| This is super big news if it’s real. Basically, given an agent with an initial set of predefined actions and goal, they’re saying “decompose this into steps and pick and action to achieve each step”. Pretty standard stuff. Then they say, hey, if you can’t solve the problem with those actions (ie. failed repeatedly when attempting to solve), write some arbitrary generic python code and use that as your action for the next step. Then save that as a new generic action, and slowly build up a library of actions to augment the initial set. The thing is, there’s no meaningful difference between the task “write code to solve this task” and “write code to solve this action”; if you can meaningfully generate code that can, without error, perform arbitrary tasks, you’ve basically solved programming.

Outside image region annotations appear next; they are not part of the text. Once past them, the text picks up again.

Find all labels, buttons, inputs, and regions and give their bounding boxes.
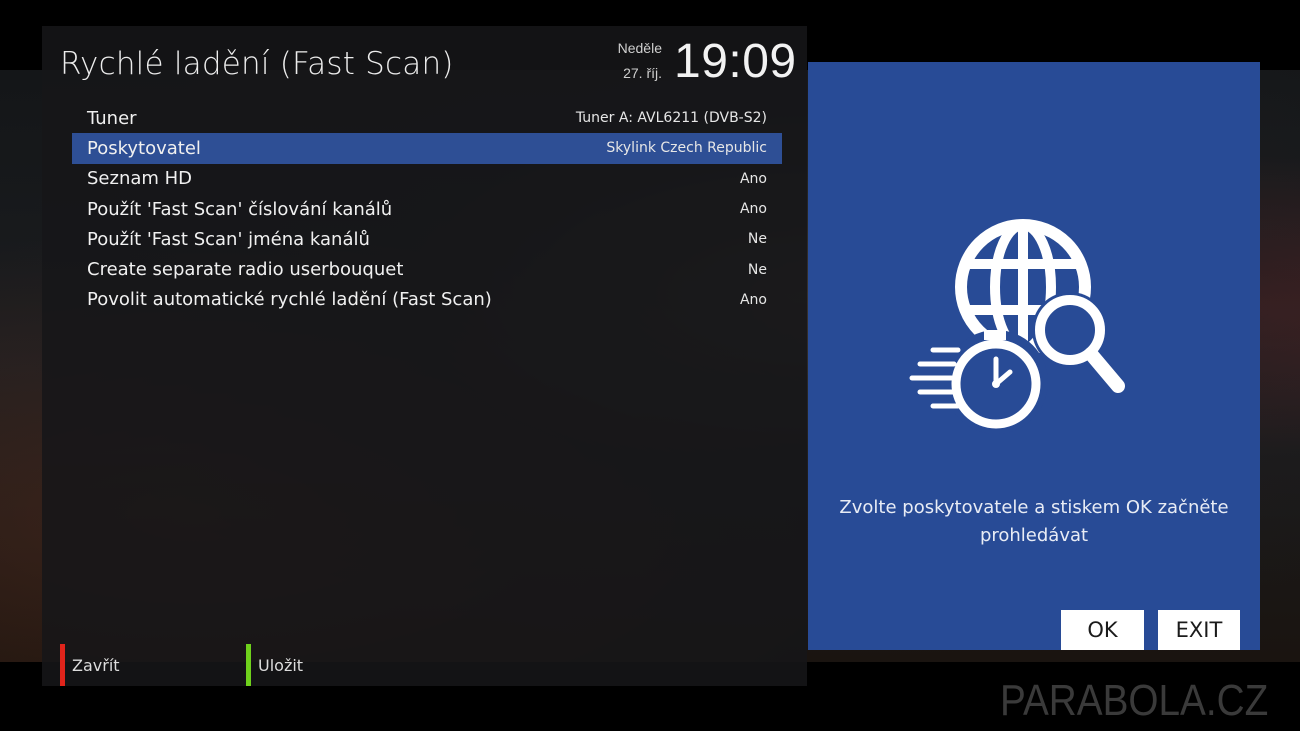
- setting-label: Seznam HD: [87, 168, 193, 190]
- setting-label: Použít 'Fast Scan' číslování kanálů: [87, 198, 393, 220]
- globe-search-stopwatch-icon: [909, 219, 1125, 434]
- setting-radio-userbouquet[interactable]: Create separate radio userbouquet Ne: [72, 254, 782, 284]
- green-key-indicator: [246, 644, 251, 686]
- setting-label: Tuner: [87, 107, 137, 129]
- ok-button[interactable]: OK: [1061, 610, 1144, 650]
- green-key-save[interactable]: Uložit: [246, 644, 303, 686]
- weekday: Neděle: [617, 40, 662, 56]
- watermark: PARABOLA.CZ: [1000, 676, 1269, 725]
- setting-value: Tuner A: AVL6211 (DVB-S2): [575, 110, 767, 127]
- info-panel: Zvolte poskytovatele a stiskem OK začnět…: [808, 62, 1260, 650]
- setting-channel-numbering[interactable]: Použít 'Fast Scan' číslování kanálů Ano: [72, 194, 782, 224]
- setting-provider[interactable]: Poskytovatel Skylink Czech Republic: [72, 133, 782, 164]
- tv-screen: Rychlé ladění (Fast Scan) Neděle 27. říj…: [0, 0, 1300, 731]
- setting-value: Ne: [747, 261, 767, 278]
- setting-value: Ano: [739, 201, 767, 218]
- setting-label: Poskytovatel: [87, 137, 201, 159]
- green-key-label: Uložit: [258, 655, 304, 675]
- setting-tuner[interactable]: Tuner Tuner A: AVL6211 (DVB-S2): [72, 103, 782, 133]
- red-key-label: Zavřít: [72, 655, 120, 675]
- date: 27. říj.: [623, 65, 662, 81]
- settings-list: Tuner Tuner A: AVL6211 (DVB-S2) Poskytov…: [72, 103, 782, 315]
- exit-button[interactable]: EXIT: [1158, 610, 1240, 650]
- setting-value: Ano: [739, 291, 767, 308]
- red-key-indicator: [60, 644, 65, 686]
- setting-auto-fast-scan[interactable]: Povolit automatické rychlé ladění (Fast …: [72, 285, 782, 315]
- red-key-close[interactable]: Zavřít: [60, 644, 120, 686]
- setting-label: Povolit automatické rychlé ladění (Fast …: [87, 289, 492, 311]
- setting-value: Skylink Czech Republic: [606, 140, 767, 157]
- info-message: Zvolte poskytovatele a stiskem OK začnět…: [839, 497, 1229, 546]
- setting-channel-names[interactable]: Použít 'Fast Scan' jména kanálů Ne: [72, 224, 782, 254]
- page-title: Rychlé ladění (Fast Scan): [60, 46, 454, 82]
- setting-label: Použít 'Fast Scan' jména kanálů: [87, 228, 370, 250]
- clock: 19:09: [674, 35, 797, 88]
- setting-hd-list[interactable]: Seznam HD Ano: [72, 164, 782, 194]
- setting-value: Ano: [739, 170, 767, 187]
- fast-scan-menu: Rychlé ladění (Fast Scan) Neděle 27. říj…: [42, 26, 807, 686]
- setting-value: Ne: [747, 231, 767, 248]
- setting-label: Create separate radio userbouquet: [87, 259, 404, 281]
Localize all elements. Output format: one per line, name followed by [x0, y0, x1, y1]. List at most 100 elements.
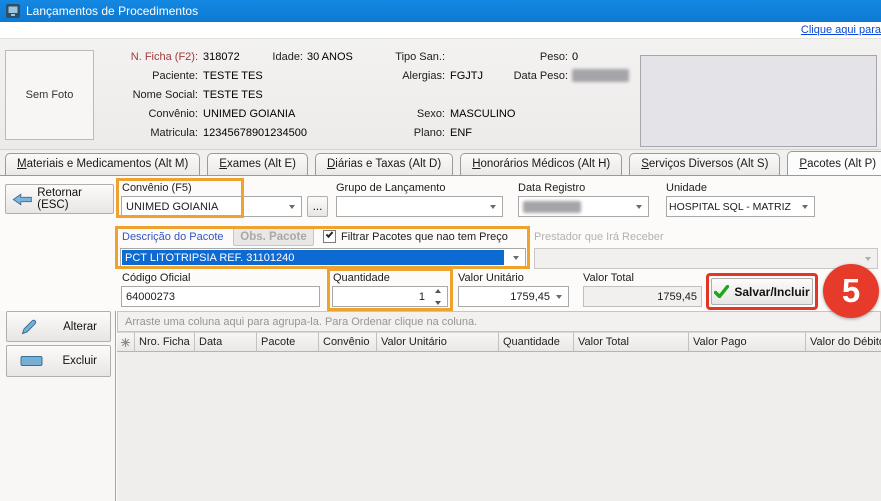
convenio-f5-label: Convênio (F5) — [122, 182, 192, 194]
chevron-down-icon — [865, 257, 871, 261]
alterar-button[interactable]: Alterar — [6, 311, 111, 342]
paciente-value: TESTE TES — [203, 70, 263, 82]
title-bar: Lançamentos de Procedimentos — [0, 0, 881, 22]
column-header-valor-unitario[interactable]: Valor Unitário — [377, 332, 499, 352]
check-icon — [714, 285, 729, 298]
alergias-label: Alergias: — [350, 70, 445, 82]
spin-down-icon — [435, 301, 441, 305]
top-right-link[interactable]: Clique aqui para — [801, 24, 881, 36]
column-header-nro-ficha[interactable]: Nro. Ficha — [135, 332, 195, 352]
link-bar: Clique aqui para — [0, 22, 881, 39]
valor-total-field: 1759,45 — [583, 286, 702, 307]
ficha-label: N. Ficha (F2): — [100, 51, 198, 63]
sexo-value: MASCULINO — [450, 108, 515, 120]
nome-social-label: Nome Social: — [100, 89, 198, 101]
paciente-label: Paciente: — [100, 70, 198, 82]
grid-header-row: Nro. Ficha Data Pacote Convênio Valor Un… — [117, 332, 881, 352]
valor-unitario-label: Valor Unitário — [458, 272, 524, 284]
obs-pacote-button[interactable]: Obs. Pacote — [233, 227, 314, 246]
grid-body-empty[interactable] — [117, 352, 881, 501]
photo-placeholder: Sem Foto — [5, 50, 94, 140]
quantidade-stepper[interactable]: 1 — [332, 286, 448, 307]
chevron-down-icon — [289, 205, 295, 209]
plano-label: Plano: — [350, 127, 445, 139]
tab-materiais-medicamentos[interactable]: Materiais e Medicamentos (Alt M) — [5, 153, 200, 175]
tab-strip: Materiais e Medicamentos (Alt M) Exames … — [0, 150, 881, 176]
tab-diarias-taxas[interactable]: Diárias e Taxas (Alt D) — [315, 153, 453, 175]
grid-group-hint: Arraste uma coluna aqui para agrupa-la. … — [117, 311, 881, 332]
data-registro-label: Data Registro — [518, 182, 585, 194]
chevron-down-icon — [513, 256, 519, 260]
spinner-arrows[interactable] — [431, 289, 444, 305]
selected-pacote: PCT LITOTRIPSIA REF. 31101240 — [122, 250, 504, 265]
column-header-valor-debito[interactable]: Valor do Débito — [806, 332, 881, 352]
pencil-icon — [20, 318, 38, 336]
unidade-label: Unidade — [666, 182, 707, 194]
chevron-down-icon — [636, 205, 642, 209]
matricula-label: Matricula: — [100, 127, 198, 139]
salvar-incluir-button[interactable]: Salvar/Incluir — [711, 278, 813, 305]
eraser-icon — [20, 355, 43, 367]
tab-honorarios-medicos[interactable]: Honorários Médicos (Alt H) — [460, 153, 622, 175]
descricao-pacote-combobox[interactable]: PCT LITOTRIPSIA REF. 31101240 — [120, 248, 526, 267]
ficha-value: 318072 — [203, 51, 240, 63]
check-icon — [326, 230, 334, 238]
filtrar-pacotes-label: Filtrar Pacotes que nao tem Preço — [341, 231, 508, 243]
unidade-combobox[interactable]: HOSPITAL SQL - MATRIZ — [666, 196, 815, 217]
quantidade-label: Quantidade — [333, 272, 390, 284]
descricao-pacote-label: Descrição do Pacote — [122, 231, 224, 243]
data-registro-redacted-value — [523, 201, 581, 213]
grupo-lancamento-combobox[interactable] — [336, 196, 503, 217]
convenio-combobox[interactable]: UNIMED GOIANIA — [121, 196, 302, 217]
column-header-valor-total[interactable]: Valor Total — [574, 332, 689, 352]
sexo-label: Sexo: — [350, 108, 445, 120]
window-title: Lançamentos de Procedimentos — [26, 4, 198, 18]
grupo-lancamento-label: Grupo de Lançamento — [336, 182, 445, 194]
alergias-value: FGJTJ — [450, 70, 483, 82]
idade-value: 30 ANOS — [307, 51, 353, 63]
browse-convenio-button[interactable]: ... — [307, 196, 328, 217]
alterar-label: Alterar — [63, 321, 97, 333]
codigo-oficial-input[interactable]: 64000273 — [121, 286, 320, 307]
chevron-down-icon — [802, 205, 808, 209]
tab-pacotes[interactable]: Pacotes (Alt P) — [787, 151, 881, 176]
data-registro-combobox[interactable] — [518, 196, 649, 217]
tab-servicos-diversos[interactable]: Serviços Diversos (Alt S) — [629, 153, 780, 175]
tipo-san-label: Tipo San.: — [350, 51, 445, 63]
tab-exames[interactable]: Exames (Alt E) — [207, 153, 308, 175]
column-header-data[interactable]: Data — [195, 332, 257, 352]
peso-value: 0 — [572, 51, 578, 63]
plano-value: ENF — [450, 127, 472, 139]
convenio-value: UNIMED GOIANIA — [203, 108, 295, 120]
data-peso-redacted-value — [572, 69, 629, 82]
nome-social-value: TESTE TES — [203, 89, 263, 101]
excluir-label: Excluir — [62, 355, 97, 367]
column-header-convenio[interactable]: Convênio — [319, 332, 377, 352]
patient-header: Sem Foto N. Ficha (F2): 318072 Paciente:… — [0, 39, 881, 150]
matricula-value: 12345678901234500 — [203, 127, 307, 139]
column-header-pacote[interactable]: Pacote — [257, 332, 319, 352]
chevron-down-icon — [556, 295, 562, 299]
convenio-label: Convênio: — [100, 108, 198, 120]
row-indicator-icon — [117, 332, 135, 352]
prestador-label: Prestador que Irá Receber — [534, 231, 664, 243]
column-header-valor-pago[interactable]: Valor Pago — [689, 332, 806, 352]
excluir-button[interactable]: Excluir — [6, 345, 111, 377]
chevron-down-icon — [490, 205, 496, 209]
app-icon — [6, 4, 20, 18]
data-peso-label: Data Peso: — [480, 70, 568, 82]
header-side-panel — [640, 55, 877, 147]
prestador-combobox[interactable] — [534, 248, 878, 269]
valor-unitario-combobox[interactable]: 1759,45 — [458, 286, 569, 307]
spin-up-icon — [435, 289, 441, 293]
step-badge: 5 — [823, 264, 879, 318]
column-header-quantidade[interactable]: Quantidade — [499, 332, 574, 352]
arrow-left-icon — [12, 191, 32, 208]
retornar-button[interactable]: Retornar (ESC) — [5, 184, 114, 214]
peso-label: Peso: — [480, 51, 568, 63]
codigo-oficial-label: Código Oficial — [122, 272, 190, 284]
procedures-window: Lançamentos de Procedimentos Clique aqui… — [0, 0, 881, 501]
filtrar-pacotes-checkbox[interactable] — [323, 230, 336, 243]
valor-total-label: Valor Total — [583, 272, 634, 284]
retornar-label: Retornar (ESC) — [37, 187, 107, 211]
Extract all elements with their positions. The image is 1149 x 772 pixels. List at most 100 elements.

So… that would be quite a big deal. That would be a real “Devon” that would actually be able to write arbitrary code to solve arbitrary problems. …which makes me a bit sceptical. Still, this seems to have at least worked reasonably well (as shown by being a leader on the GAIA leaderboard) so they seem to have done something that works, but I’m left wondering… If you’ve figured out how to get an agent to write error free deterministic code to perform arbitrary actions in a chain of thought process, why are you pissing around with worrying about accumulating a library of agent actions? That’s all entirely irrelevant and unnecessary. Just generate code for each step. So… something seems a bit strange around this. I’d love to see a log of the actual problem / action / code sequences. |
Anyway, this is pretty standard stuff already. In all my agent workflows the agents are able to write their own code and execute it before passing the result to the next agent. It doesn't need to be perfect since you always have an agent validating the results, sending the task back if necessary.
I haven't read the paper beyond the synopsis so I might be missing a crucial key takeaway and I presume it has a lot of additional layers.